On the way home from the 1982 Formula Atlantic race at Mid-Ohio, sometime around midnight, somewhere in Indiana, and nowhere near anything but a dark highway, I was driving in the right lane of Interstate 80 when I felt The Truck begin to wiggle. Within seconds, and in less time than I could run through my mental database of possible problems that could make a truck feel this way, it bounced up, then down. And I mean UP, and then DOWN. The kind of down that would go with not having any left rear wheels.
At sixty miles per hour, with our little tent-trailer home hanging on for dear life behind us, the truck began to skid sideways. Gord, who had been sleeping, awoke with a start as the truck bounced and slid wildly across our lanes. With its nose pointing toward the cornfield on the right side of the highway, I counter-steered, got it slowed down, and somewhat safely pulled us off to the interstate shoulder.
I gingerly stepped out of the truck and looked around. The left rear wheels—both, as it had a dually rear axle—were gone. Gone, as in no longer attached to the truck axle, and absolutely nowhere to be seen. The truck now listed to its left rear side, like a toy plastic horse with a leg broken off. And it was pitch-dark outside.
Upon closer inspection with a flashlight, Gord and I saw that all ten studs holding the wheels on the axle had sheared right off. Even if we had had spare wheels, we couldn’t have put them on since there was nothing to bolt them on with. What to do?
“I’ll go find the wheels,” Gord said. Yeah, right. And find me a bag of gold in that field over there while you’re at it. It’s after midnight and there’s not a light in sight for miles.
I crouched down and examined the axle where the wheels were once attached. It didn’t take a Formula One mechanic to see that we were going to need some serious help. Scanning in every direction, I couldn’t see a single light that didn’t belong to some vehicle on the highway, and this in a part of the country where it’s so flat that one can watch his dog run away for three days. I couldn’t help but feel utter helplessness and hopelessness beginning to set in. What had started out as a hopeful racing season was definitely turning for the worse.
I got out the jack and lifted up the axle to get a better view. I was mentally running though the options of how we could fix this and where I was going to get the money when Gord returned. He was wheeling both tires! He had backtracked a quarter mile or so and actually found both wheels, one of them having veered off into a cornfield.
How the hell did you find them, I thought. And get this—he was also carrying five of the broken wheel studs. Gord is like that—incredibly observant and always able to find the proverbial needle in the haystack. I even felt a little appreciation for him—at least as much as one can allow for a younger brother. But what he thought we were going to do with those bent and broken studs, I’ll never know.
We decided there wasn’t much we could do in the dark. I figured the most likely solution to our problem was to hitch a ride into the nearest town and have a tow truck come get us, but that would have to wait until daylight. We agreed to try to sleep in the cab of the truck until the sun came up. We also thought that sleeping in The Tent-Trailer would not be a good idea—if a trucker dozed off while driving, we’d end up being a huge air bag for the crash.

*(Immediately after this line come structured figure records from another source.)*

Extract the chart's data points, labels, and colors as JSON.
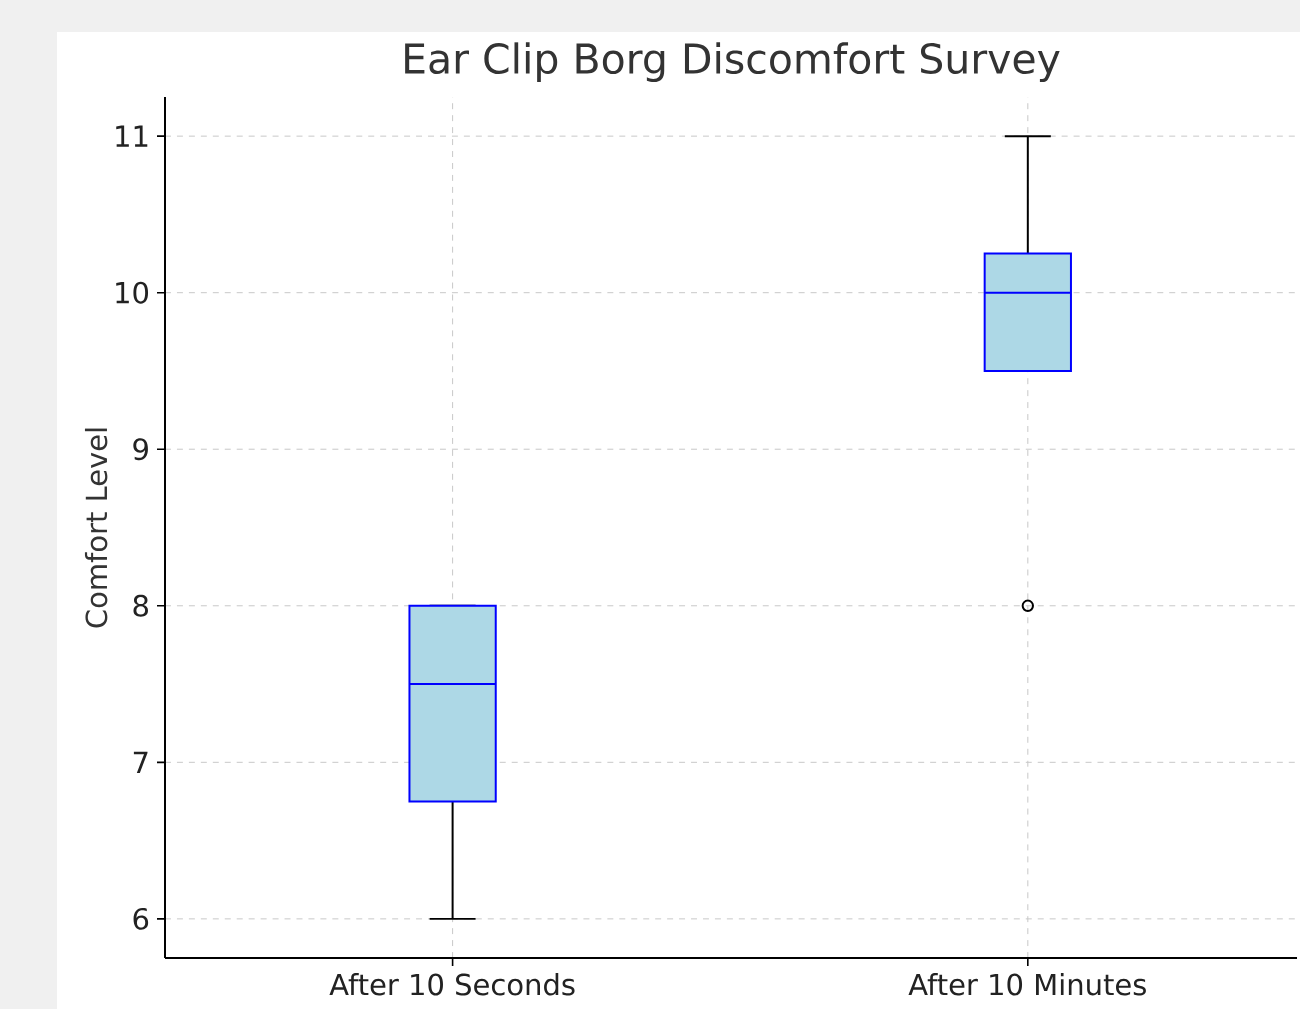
{
  "chart_data": {
    "type": "box",
    "title": "Ear Clip Borg Discomfort Survey",
    "ylabel": "Comfort Level",
    "categories": [
      "After 10 Seconds",
      "After 10 Minutes"
    ],
    "series": [
      {
        "color": "#add8e6",
        "boxes": [
          {
            "low": 6,
            "q1": 6.75,
            "median": 7.5,
            "q3": 8,
            "high": 8
          },
          {
            "low": 9.5,
            "q1": 9.5,
            "median": 10,
            "q3": 10.25,
            "high": 11,
            "outliers": [
              8
            ]
          }
        ]
      }
    ],
    "ylim": [
      5.75,
      11.25
    ],
    "yticks": [
      6,
      7,
      8,
      9,
      10,
      11
    ],
    "grid": true
  }
}
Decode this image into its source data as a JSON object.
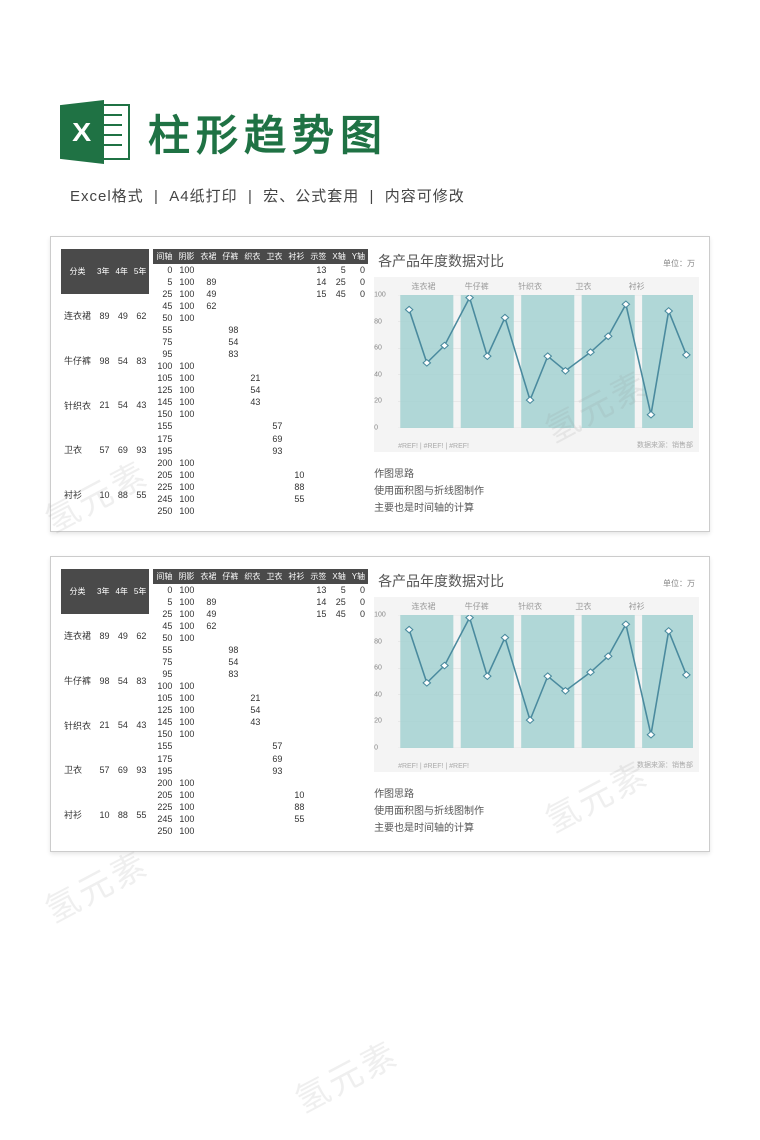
{
  "header": {
    "title": "柱形趋势图",
    "icon_letter": "X",
    "subtitle_parts": [
      "Excel格式",
      "A4纸打印",
      "宏、公式套用",
      "内容可修改"
    ]
  },
  "watermark_text": "氢元素",
  "colors": {
    "brand_green": "#1f7244",
    "panel_border": "#cccccc",
    "chart_bg": "#f4f4f4",
    "area_fill": "#a3d1d1",
    "line_stroke": "#4a8a9e",
    "marker_fill": "#ffffff",
    "grid": "#dddddd",
    "table_header_bg": "#4a4a4a"
  },
  "table1": {
    "headers": [
      "分类",
      "3年",
      "4年",
      "5年"
    ],
    "rows": [
      [
        "连衣裙",
        89,
        49,
        62
      ],
      [
        "牛仔裤",
        98,
        54,
        83
      ],
      [
        "针织衣",
        21,
        54,
        43
      ],
      [
        "卫衣",
        57,
        69,
        93
      ],
      [
        "衬衫",
        10,
        88,
        55
      ]
    ]
  },
  "table2": {
    "headers": [
      "间轴",
      "阴影",
      "衣裙",
      "仔裤",
      "织衣",
      "卫衣",
      "衬衫",
      "示签",
      "X轴",
      "Y轴"
    ],
    "rows": [
      [
        0,
        100,
        "",
        "",
        "",
        "",
        "",
        13,
        5,
        0
      ],
      [
        5,
        100,
        89,
        "",
        "",
        "",
        "",
        14,
        25,
        0
      ],
      [
        25,
        100,
        49,
        "",
        "",
        "",
        "",
        15,
        45,
        0
      ],
      [
        45,
        100,
        62,
        "",
        "",
        "",
        "",
        "",
        "",
        ""
      ],
      [
        50,
        100,
        "",
        "",
        "",
        "",
        "",
        "",
        "",
        ""
      ],
      [
        55,
        "",
        "",
        98,
        "",
        "",
        "",
        "",
        "",
        ""
      ],
      [
        75,
        "",
        "",
        54,
        "",
        "",
        "",
        "",
        "",
        ""
      ],
      [
        95,
        "",
        "",
        83,
        "",
        "",
        "",
        "",
        "",
        ""
      ],
      [
        100,
        100,
        "",
        "",
        "",
        "",
        "",
        "",
        "",
        ""
      ],
      [
        105,
        100,
        "",
        "",
        21,
        "",
        "",
        "",
        "",
        ""
      ],
      [
        125,
        100,
        "",
        "",
        54,
        "",
        "",
        "",
        "",
        ""
      ],
      [
        145,
        100,
        "",
        "",
        43,
        "",
        "",
        "",
        "",
        ""
      ],
      [
        150,
        100,
        "",
        "",
        "",
        "",
        "",
        "",
        "",
        ""
      ],
      [
        155,
        "",
        "",
        "",
        "",
        57,
        "",
        "",
        "",
        ""
      ],
      [
        175,
        "",
        "",
        "",
        "",
        69,
        "",
        "",
        "",
        ""
      ],
      [
        195,
        "",
        "",
        "",
        "",
        93,
        "",
        "",
        "",
        ""
      ],
      [
        200,
        100,
        "",
        "",
        "",
        "",
        "",
        "",
        "",
        ""
      ],
      [
        205,
        100,
        "",
        "",
        "",
        "",
        10,
        "",
        "",
        ""
      ],
      [
        225,
        100,
        "",
        "",
        "",
        "",
        88,
        "",
        "",
        ""
      ],
      [
        245,
        100,
        "",
        "",
        "",
        "",
        55,
        "",
        "",
        ""
      ],
      [
        250,
        100,
        "",
        "",
        "",
        "",
        "",
        "",
        "",
        ""
      ]
    ]
  },
  "chart": {
    "title": "各产品年度数据对比",
    "unit": "单位：万",
    "categories": [
      "连衣裙",
      "牛仔裤",
      "针织衣",
      "卫衣",
      "衬衫"
    ],
    "ylim": [
      0,
      100
    ],
    "ytick_step": 20,
    "area_level": 100,
    "segment_width_pct": 18,
    "gap_pct": 2.5,
    "series": [
      [
        89,
        49,
        62
      ],
      [
        98,
        54,
        83
      ],
      [
        21,
        54,
        43
      ],
      [
        57,
        69,
        93
      ],
      [
        10,
        88,
        55
      ]
    ],
    "xref_label_left": "#REF! | #REF! | #REF!",
    "source_label": "数据来源：销售部"
  },
  "notes": {
    "title": "作图思路",
    "line1": "使用面积图与折线图制作",
    "line2": "主要也是时间轴的计算"
  }
}
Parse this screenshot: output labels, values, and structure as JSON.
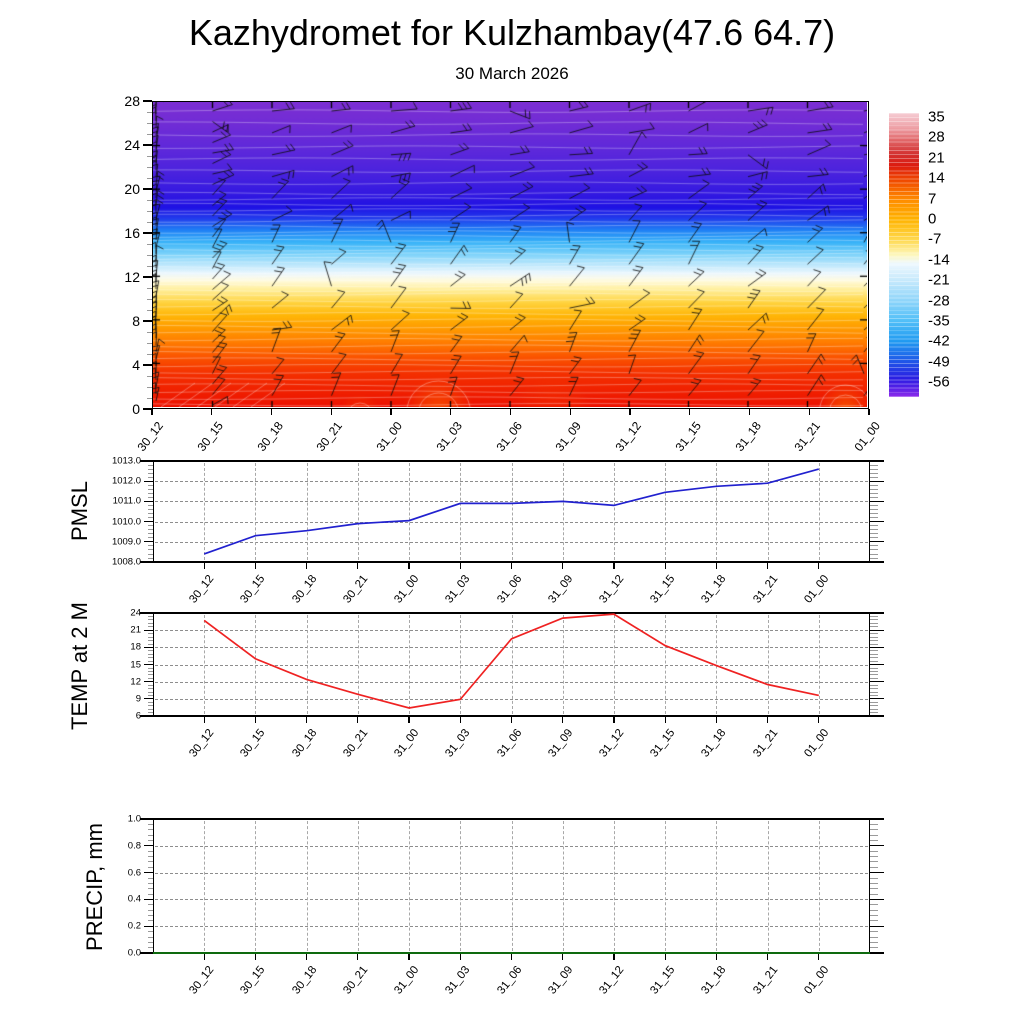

Trying to snooze in the cab of a truck parked on the side of an interstate, with its left side about six inches from the line separating the shoulder from the roadway, is a challenge. Especially if it has only three wheels, the fourth corner is propped up on a jack, and semi-trailer trucks are whizzing by every minute or two, causing the entire truck to shake.
Somewhere around 5:30 in the morning, through half-closed eyes, I glanced in the side mirror to check if the next sleepy truck driver was going to veer into our wounded bedroom-on-three-wheels and instantly kill us. Instead I saw a police car sidling up. Ah, the state patrol to the rescue. That only took five hours.
I got out of the truck, walked to the back, and met the officer. After explaining our dilemma, I asked if he could call a tow truck for us. He did, and promptly drove off.
It was light now, so Gord and I were able to take a closer look at things. We pulled out our toolbox and got to work, our backsides sticking out into the lane of traffic on the interstate. As we pulled the wheel hub apart, we realized that the only problem was the ten missing and broken wheel studs. If we could get new ones, we could install them right here and replace the wheels.
About this time a tow truck showed up. It was a good thing we didn’t need to be towed now, because this was just a regular tow truck, not one that could lift something our size. I asked the driver if he could go back into town and get us ten new studs, and off he went. A couple of hours later, he returned with the goods. I paid him with my fading wad of cash, and we reassembled everything. By 10 am or so, we were back on the road, just like new.
Well, almost like new. You see, when the two wheels came off, they had gotten caught for a fraction of a second under the step-up bar at the back of the truck. That’s what had caused the truck to leap into the air. And when the truck performed its best leaping-antelope imitation, one of the tires got a pretty good-sized cut in it. It was holding air, but it had definitely seen better days.